February 21, 2019, BY Mike Ferlazzo

Freas Hall
Freas Hall is home to Bucknell University's Office of Admissions. Photo by Chris Shipley

Standardized test scores (SAT or ACT) will now be optional for students to submit when applying to Bucknell University starting with the class applying for enrollment in fall 2020. The test-optional policy will be offered to all applicants with the exception of varsity student-athletes (testing is required for calculating the Patriot League Academic Index), home-schooled students (testing provides a standardized measure given individualized transcripts) and international students (to assist with verification of credentials).

Bucknell is one of only a few undergraduate, highly selective institutions to offer the policy across three academic colleges (the College of Arts & Sciences, the College of Engineering and the Freeman College of Management). It also supports the University's mission to provide greater access to students from varying educational and socioeconomic backgrounds, contributing to its participation in the American Talent Initiative — an alliance of colleges and universities dedicated to substantially expanding opportunity and access for low- and moderate-income students.

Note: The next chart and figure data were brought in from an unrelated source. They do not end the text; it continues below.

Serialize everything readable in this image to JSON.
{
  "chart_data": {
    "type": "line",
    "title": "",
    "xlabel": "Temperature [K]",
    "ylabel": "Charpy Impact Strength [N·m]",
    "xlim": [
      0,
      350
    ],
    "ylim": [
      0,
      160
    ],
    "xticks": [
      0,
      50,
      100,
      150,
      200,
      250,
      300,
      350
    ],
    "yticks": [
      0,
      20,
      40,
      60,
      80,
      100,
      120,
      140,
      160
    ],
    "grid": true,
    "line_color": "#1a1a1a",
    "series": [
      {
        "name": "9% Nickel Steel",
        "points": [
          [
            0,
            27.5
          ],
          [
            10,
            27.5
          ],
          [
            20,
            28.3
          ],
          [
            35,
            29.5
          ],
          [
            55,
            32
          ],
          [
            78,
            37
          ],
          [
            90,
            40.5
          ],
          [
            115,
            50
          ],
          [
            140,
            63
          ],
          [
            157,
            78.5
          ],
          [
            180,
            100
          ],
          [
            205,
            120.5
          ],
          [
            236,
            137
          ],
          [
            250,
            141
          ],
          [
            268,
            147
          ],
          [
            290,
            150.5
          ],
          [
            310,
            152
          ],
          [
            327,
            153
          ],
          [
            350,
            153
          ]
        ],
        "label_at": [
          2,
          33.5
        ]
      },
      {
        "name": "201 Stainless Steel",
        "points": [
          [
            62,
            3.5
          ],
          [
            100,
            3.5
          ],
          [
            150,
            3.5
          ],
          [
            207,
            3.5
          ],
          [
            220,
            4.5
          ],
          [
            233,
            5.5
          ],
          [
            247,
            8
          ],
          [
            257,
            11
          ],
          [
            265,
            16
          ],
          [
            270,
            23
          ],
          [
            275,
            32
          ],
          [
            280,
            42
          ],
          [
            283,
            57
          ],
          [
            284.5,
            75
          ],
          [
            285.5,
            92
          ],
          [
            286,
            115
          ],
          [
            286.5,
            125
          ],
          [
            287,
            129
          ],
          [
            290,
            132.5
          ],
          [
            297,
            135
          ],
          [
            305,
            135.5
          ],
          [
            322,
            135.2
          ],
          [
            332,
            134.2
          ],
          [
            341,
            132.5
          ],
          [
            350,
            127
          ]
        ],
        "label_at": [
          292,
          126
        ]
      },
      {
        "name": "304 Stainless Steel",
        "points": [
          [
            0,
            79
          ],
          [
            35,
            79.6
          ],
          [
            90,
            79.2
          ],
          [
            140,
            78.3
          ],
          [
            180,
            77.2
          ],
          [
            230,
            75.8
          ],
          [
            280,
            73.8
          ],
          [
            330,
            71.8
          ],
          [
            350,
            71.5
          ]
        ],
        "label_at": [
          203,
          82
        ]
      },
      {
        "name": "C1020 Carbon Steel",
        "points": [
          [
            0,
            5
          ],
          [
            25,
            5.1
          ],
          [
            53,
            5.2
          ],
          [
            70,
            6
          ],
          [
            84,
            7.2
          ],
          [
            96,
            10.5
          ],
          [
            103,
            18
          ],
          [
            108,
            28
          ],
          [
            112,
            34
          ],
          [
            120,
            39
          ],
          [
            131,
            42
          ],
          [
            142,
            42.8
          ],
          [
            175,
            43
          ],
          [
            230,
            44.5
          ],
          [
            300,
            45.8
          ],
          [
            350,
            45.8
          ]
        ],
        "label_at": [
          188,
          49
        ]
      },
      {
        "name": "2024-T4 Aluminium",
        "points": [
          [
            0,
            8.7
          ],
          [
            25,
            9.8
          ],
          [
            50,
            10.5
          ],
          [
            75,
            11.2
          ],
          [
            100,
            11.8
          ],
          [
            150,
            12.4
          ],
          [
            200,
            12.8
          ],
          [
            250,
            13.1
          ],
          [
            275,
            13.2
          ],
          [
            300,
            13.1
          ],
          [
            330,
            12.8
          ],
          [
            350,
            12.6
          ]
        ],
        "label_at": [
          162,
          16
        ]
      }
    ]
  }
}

"The principle point for going test optional was to provide greater access to Bucknell," said Kevin Mathes, dean of admissions. "We are looking for ways to open our doors to more students, and by going test optional, we're making sure students aren't letting a single test score dictate whether they consider Bucknell."

The University has long employed a holistic admissions practice in which standardized test scores are just one factor in an applicant's consideration. The new policy will enhance that approach.

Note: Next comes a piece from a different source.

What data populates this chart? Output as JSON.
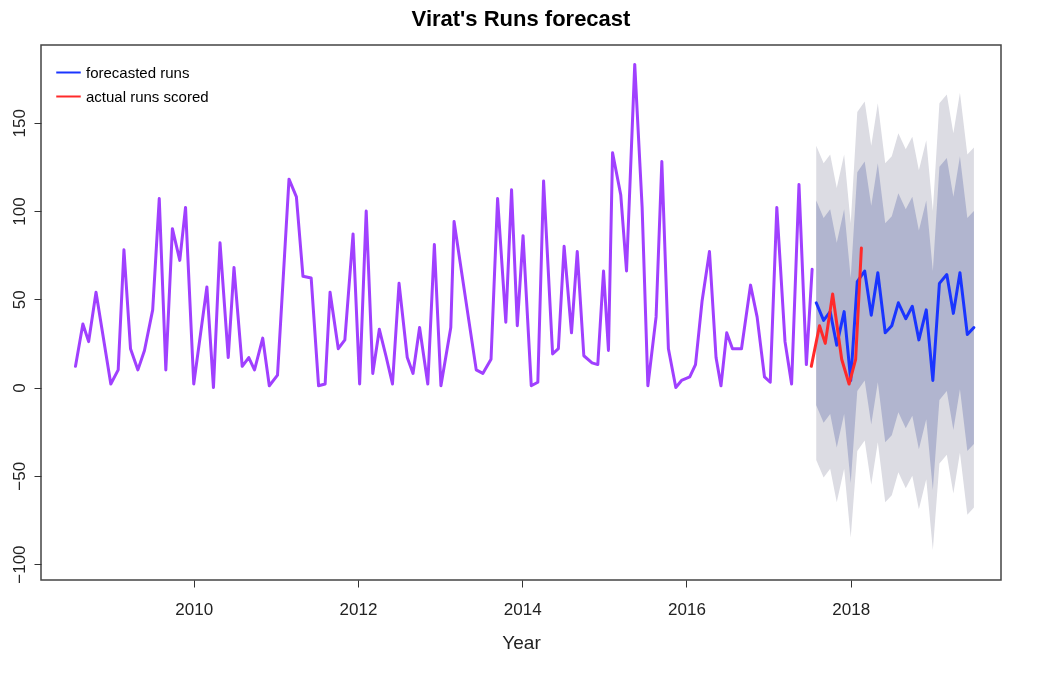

"There is nothing inherently bad about testing," said Bill Conley, vice president for enrollment management. "But we've always looked at testing from an arm's length because, in our holistic approach, we feel the most important thing is a student's academic transcript along with the assessment of their character and the kind of challenges they've taken on to get where they are."

Bucknell is also a member of the Character Collaborative, an initiative formed by educators with the goal of changing admissions practice at the higher and secondary education levels to reflect the significance of character strengths in attaining success in school, college and work. The University's test-optional policy contributes toward that goal.

"Every application review begins with the premise: find the evidence that supports admitting the student. Now, if the student chooses not to offer testing as evidence, we won't wonder why. We will focus on other factors," Conley said.

The test-optional policy will be conducted over a five-year pilot to assess the patterns of success for test score submitters and non-submitters.